Pequenas grandes reflexões à respeito das políticas públicas na área da Cultura e das relações do Poder Público com a manifestação Cultural, feitas a propósito da “Moção de Aplauso” concedida a mim e ao Grupo Tá na Rua, pelo deputado Alessandro Molon, presidente da Comissão de Cultura da Assembléia Legislativa do Estado do Rio de Janeiro.

ÍNDICE

I- O significado desta homenagem
II- Cultura- Políticas de repressão ou estimulo?
III- Conclusão

I
O SIGNIFICADO DESTA HOMENAGEM

O FATO

O fato de um representante do poder legislativo do
Estado do Rio de Janeiro prestar
homenagem a um representante da sociedade civil,
especificamente da área da cultura,
tem para mim muitos significados.


O primeiro de todos e,talvez, o mais importante é
o “democrático”.
 
Ao homenagear-me quiz o Deputado certamente
abrir-me um espaço em sua casa, que de resto é
a casa do povo do Rio de Janeiro, para expor um
pouco de minhas idéias a respeito do momento
que estamos vivendo na cidade, no que diz respeito
às questões Culturais e que papel estas podem
representar na construção de um governo,
como um todo. Sua atitude procura corrigir
um erro do exercício de democracia
em nossa cidade, onde parece não haver
espaço para qualquer pensamento de oposição
ou que não esteja, pelo menos aparentemente,
de acordo com as políticas públicas anunciadas.
Desde que nenhuma voz se levante para contestar nada.
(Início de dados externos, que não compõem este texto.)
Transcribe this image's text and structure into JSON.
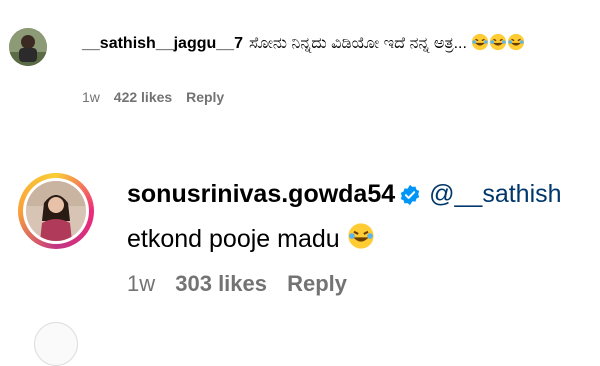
{
  "comments": [
    {
      "username": "__sathish__jaggu__7",
      "text": "ಸೋನು ನಿನ್ನದು ವಿಡಿಯೋ ಇದೆ ನನ್ನ ಅತ್ರ...",
      "emojis": [
        "face-with-tears-of-joy",
        "face-with-tears-of-joy",
        "face-with-tears-of-joy"
      ],
      "time": "1w",
      "likes": "422 likes",
      "reply_label": "Reply"
    },
    {
      "username": "sonusrinivas.gowda54",
      "verified": true,
      "mention": "@__sathish",
      "text": "etkond pooje madu",
      "emojis": [
        "face-with-tears-of-joy"
      ],
      "time": "1w",
      "likes": "303 likes",
      "reply_label": "Reply"
    }
  ],
  "colors": {
    "verified_blue": "#0095f6",
    "mention_blue": "#00376b",
    "meta_gray": "#737373",
    "emoji_yellow": "#ffcc33"
  }
}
Ao abrir-me esta tribuna, o Sr. Deputado parece
estar querendo dizer: “Sr. Haddad, cidadão carioca,
sem título, sem cargo e sem poder, suas idéias,
por pior que possam parecer podem ser importantes
para a nossa sociedade e merecem ser ouvidas e
consideradas. O homem público, tanto do executivo
quanto do legislativo, tem que ter ouvidos para a voz
do cidadão sem poder, que afinal ele está
representando quando chega ao poder,
e por isso, quero abrir para o Sr. um espaço
neste pavilhão do governo para expô-las e
submetê-las ao julgamento dos meus pares
e da sociedade civil, aqui hoje presentes,
e que afinal nós representamos.”

Sr. Deputado, espero não estar colocando palavras
erradas em seus lábios. Sua atitude
revela uma boa prática democrática.
E aqui estou eu, dialogando com meus parceiros
da sociedade civil, companheiros de ofício, e outros
parceiros de outros setores da sociedade
e do poder público, tentando me fazer entender,
e aos meus sentimentos quando chego
aqui para esta homenagem.

Além do espaço para falar, quero também agradecer
por me proporcionar a possibilidade, rara e difícil,
para um cidadão livre no país, de ampliar o alcance da sua
voz. Nós conhecemos as artimanhas da democracia quando
ela não quer ser democrática. É o mais terrível dos adversários,
pois é um controle invisível, mas insuperável.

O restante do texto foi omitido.